Addiction is a beast that you already know you will be spending time fighting. The disease is not easy to get over, and the current global situation is likely to make it worse. Everyone is under more stress, and the temptation to reach for a pill or a drink for temporary relief is higher than ever.
Addiction is also a disease of isolation, and social distancing measures are increasing isolation and also making it less likely that people will be checked on.
But the open question is: Should you continue or start treatment with social distancing measures in place?
Should You Still Go to 12-Step and Other Group Meetings?
In areas with active outbreaks no, you should not go to group meetings face to face. While your recovery is important, controlling the virus matters a lot.
Instead, you should go with a program that is moving meetings online for the duration. Using video conferencing is a poor substitute for face-to-face, but it is considerably better than nothing and will help reduce your isolation.
What About Outpatient Treatment?
In many cases, much of your outpatient treatment can also be moved online. Therapy, for example, can be done over video conferencing software almost as easily as face to face. While it may not be as easy if you need to be prescribed medication, for many people recovering from addiction online programs can be helpful.
Obviously, if you are already in an online program you are fine. If not, talk to your therapist about moving into “virtual space” for your therapy and group sessions. Many clinics are already doing this and it makes sense for the vast majority of patients.
Should I Check Myself Into Rehab or Wait?
The answer to this is the same as it often is; it depends. If your problem is serious enough that you are a threat to yourself, then you should still check yourself in. Clinics are generally still doing in-person evaluations, but may not accept you if you are showing symptoms. Centers are also practicing and adopting social distancing measures, including keeping patients on their floors and staggering dining times.
However, it might be that you are asked to wait if you are a borderline patient who may recover with outpatient services alone. Medical resources are needed for COVID patients right now. You should not, though, hesitate to be evaluated, with proper precautions.
What Else Should I Do?
This is an isolating time. A lot of people are unable to spend time with friends or visit family until the crisis is well and truly over, which may not be for several months.
Make sure to reach out to others virtually when you cannot physically. Have somebody check on you regularly, by phone or video call (unless you are anxious about phone calls and would prefer a text).
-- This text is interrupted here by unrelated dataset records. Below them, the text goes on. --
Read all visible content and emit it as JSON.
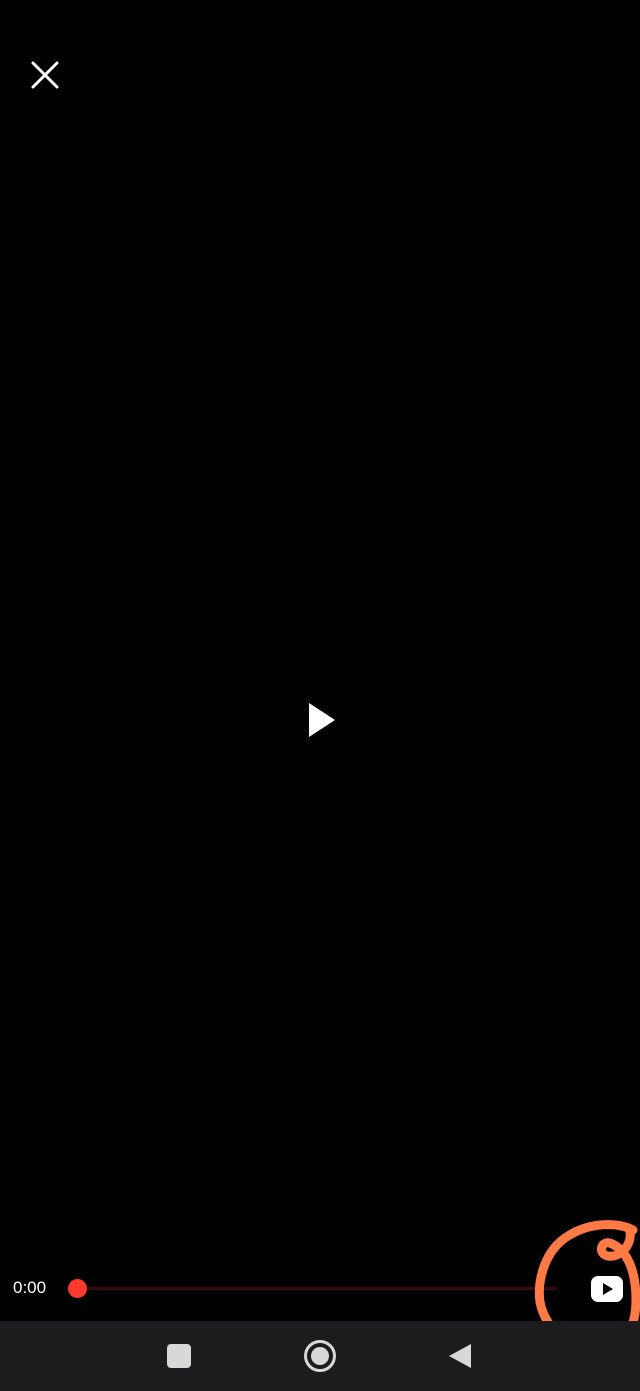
{
  "player": {
    "current_time": "0:00",
    "progress": 0,
    "accent_color": "#ff3b30",
    "background_color": "#000000",
    "icons": {
      "close": "close-icon",
      "play": "play-icon",
      "youtube": "youtube-icon"
    }
  },
  "annotation": {
    "color": "#ff7a45",
    "shape": "hand-drawn circle around youtube button"
  },
  "navigation_bar": {
    "background_color": "#1c1c1e",
    "buttons": [
      "recent-apps-icon",
      "home-icon",
      "back-icon"
    ]
  }
}
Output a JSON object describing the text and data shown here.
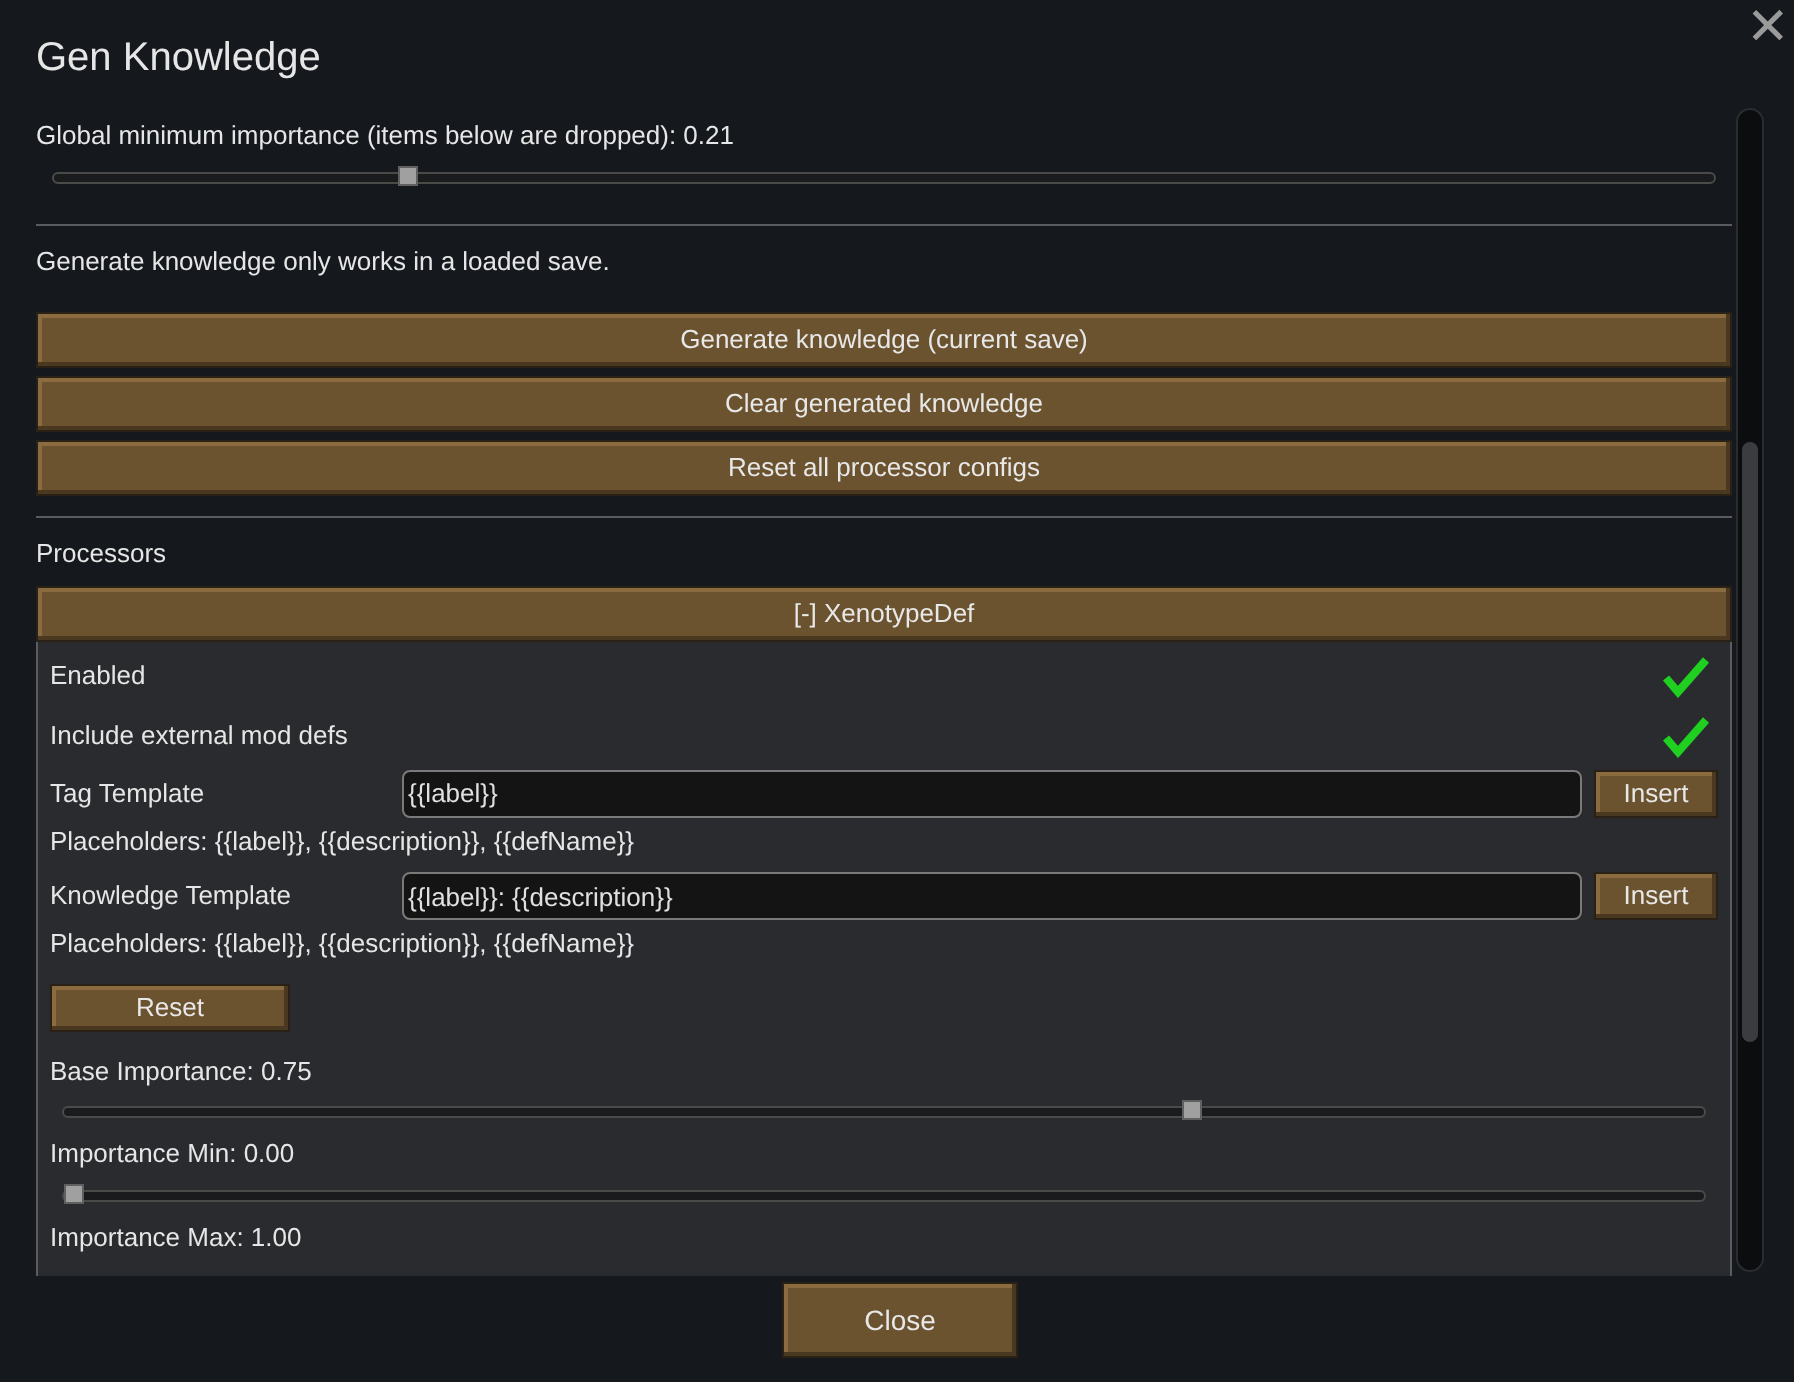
{
  "window": {
    "title": "Gen Knowledge",
    "close_glyph": "✕"
  },
  "global_slider": {
    "label": "Global minimum importance (items below are dropped): 0.21",
    "level": 0.21
  },
  "note": "Generate knowledge only works in a loaded save.",
  "actions": [
    "Generate knowledge (current save)",
    "Clear generated knowledge",
    "Reset all processor configs"
  ],
  "processors": {
    "heading": "Processors",
    "header": "[-] XenotypeDef",
    "settings": [
      {
        "kind": "check",
        "label": "Enabled",
        "checked": true
      },
      {
        "kind": "check",
        "label": "Include external mod defs",
        "checked": true
      },
      {
        "kind": "template",
        "label": "Tag Template",
        "value": "{{label}}",
        "button": "Insert",
        "hint": "Placeholders: {{label}}, {{description}}, {{defName}}"
      },
      {
        "kind": "template",
        "label": "Knowledge Template",
        "value": "{{label}}: {{description}}",
        "button": "Insert",
        "hint": "Placeholders: {{label}}, {{description}}, {{defName}}"
      },
      {
        "kind": "button",
        "label": "Reset"
      },
      {
        "kind": "slider",
        "label": "Base Importance: 0.75",
        "level": 0.69
      },
      {
        "kind": "slider",
        "label": "Importance Min: 0.00",
        "level": 0
      },
      {
        "kind": "text",
        "label": "Importance Max: 1.00"
      }
    ]
  },
  "footer": {
    "button": "Close"
  }
}
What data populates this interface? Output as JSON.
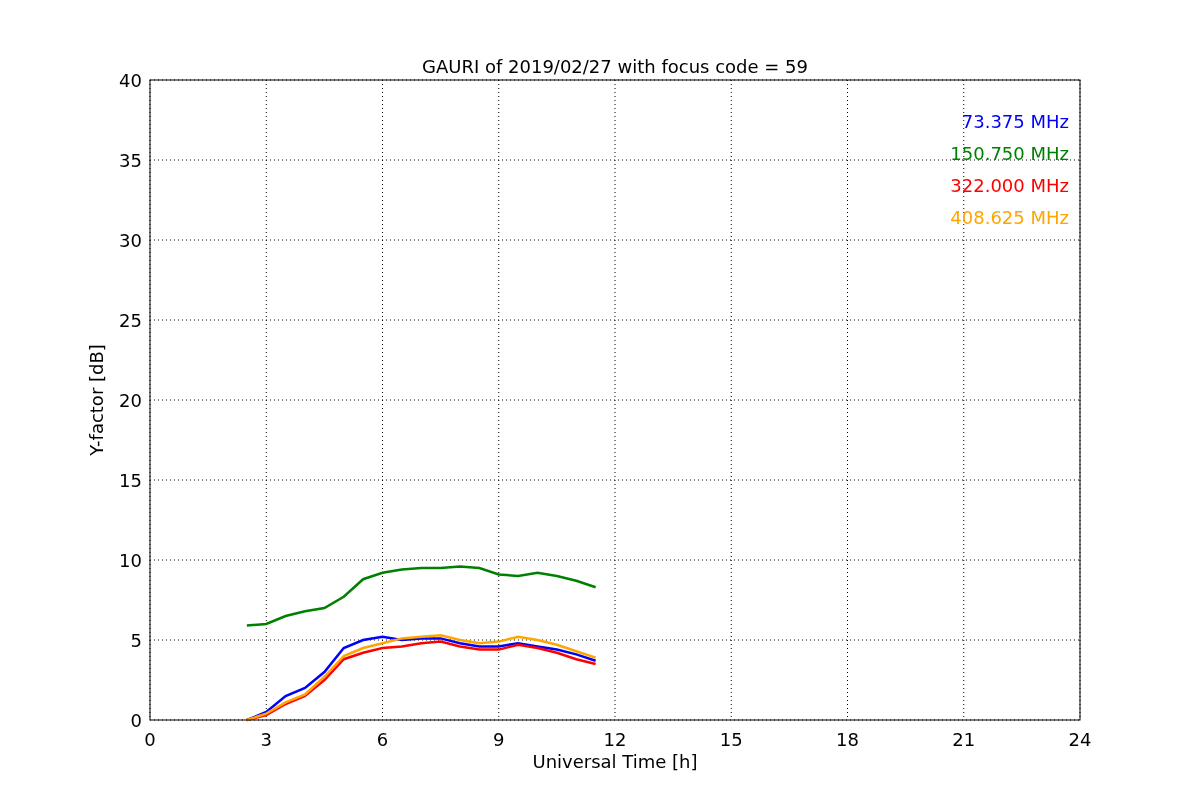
{
  "chart_data": {
    "type": "line",
    "title": "GAURI of 2019/02/27 with focus code = 59",
    "xlabel": "Universal Time [h]",
    "ylabel": "Y-factor [dB]",
    "x": [
      2.5,
      3,
      3.5,
      4,
      4.5,
      5,
      5.5,
      6,
      6.5,
      7,
      7.5,
      8,
      8.5,
      9,
      9.5,
      10,
      10.5,
      11,
      11.5
    ],
    "series": [
      {
        "name": "73.375 MHz",
        "color": "#0000ff",
        "values": [
          0,
          0.5,
          1.5,
          2.0,
          3.0,
          4.5,
          5.0,
          5.2,
          5.0,
          5.1,
          5.1,
          4.8,
          4.6,
          4.6,
          4.8,
          4.6,
          4.4,
          4.1,
          3.7
        ]
      },
      {
        "name": "150.750 MHz",
        "color": "#008000",
        "values": [
          5.9,
          6.0,
          6.5,
          6.8,
          7.0,
          7.7,
          8.8,
          9.2,
          9.4,
          9.5,
          9.5,
          9.6,
          9.5,
          9.1,
          9.0,
          9.2,
          9.0,
          8.7,
          8.3
        ]
      },
      {
        "name": "322.000 MHz",
        "color": "#ff0000",
        "values": [
          0,
          0.3,
          1.0,
          1.5,
          2.5,
          3.8,
          4.2,
          4.5,
          4.6,
          4.8,
          4.9,
          4.6,
          4.4,
          4.4,
          4.7,
          4.5,
          4.2,
          3.8,
          3.5
        ]
      },
      {
        "name": "408.625 MHz",
        "color": "#ffa500",
        "values": [
          0,
          0.4,
          1.1,
          1.6,
          2.7,
          4.0,
          4.5,
          4.8,
          5.1,
          5.2,
          5.3,
          5.0,
          4.8,
          4.9,
          5.2,
          5.0,
          4.7,
          4.3,
          3.9
        ]
      }
    ],
    "grid": true,
    "xlim": [
      0,
      24
    ],
    "ylim": [
      0,
      40
    ],
    "xticks": [
      0,
      3,
      6,
      9,
      12,
      15,
      18,
      21,
      24
    ],
    "yticks": [
      0,
      5,
      10,
      15,
      20,
      25,
      30,
      35,
      40
    ]
  }
}
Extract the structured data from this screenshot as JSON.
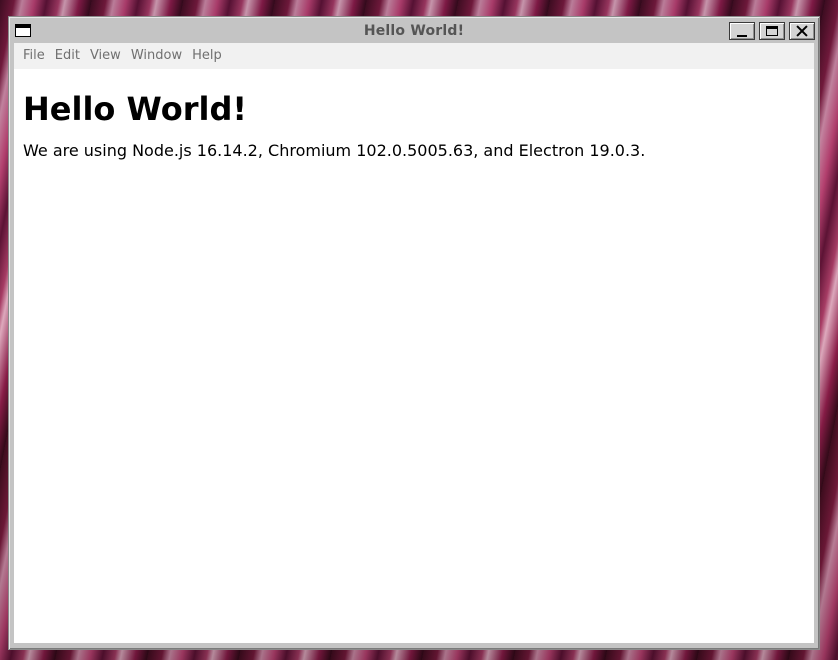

Remember that this is a difficult time, and don’t judge yourself too harshly if you do have a relapse during this time. Isolation doesn’t contribute to recovery. Don’t be afraid to call your therapist at any time, or if they are not available, a mental health hotline. Be aware that needing extra help is likely and you shouldn’t be ashamed of it. Keep in touch with your support group. Call family (if you get on with them) or friends more often than you normally will.
Practice good self care. Try to exercise even if you are unable to go outside. Enjoy the things that normally help you keep the cravings at bay, and if you’re unable to do so, talk to your therapist about alternative ideas.
You should not and must not give up on your recovery because of the pandemic; accept that things are going to be different and hard for a while and find a clinic that will continue or start your treatment virtually so it does not have to wait until things have returned to normal.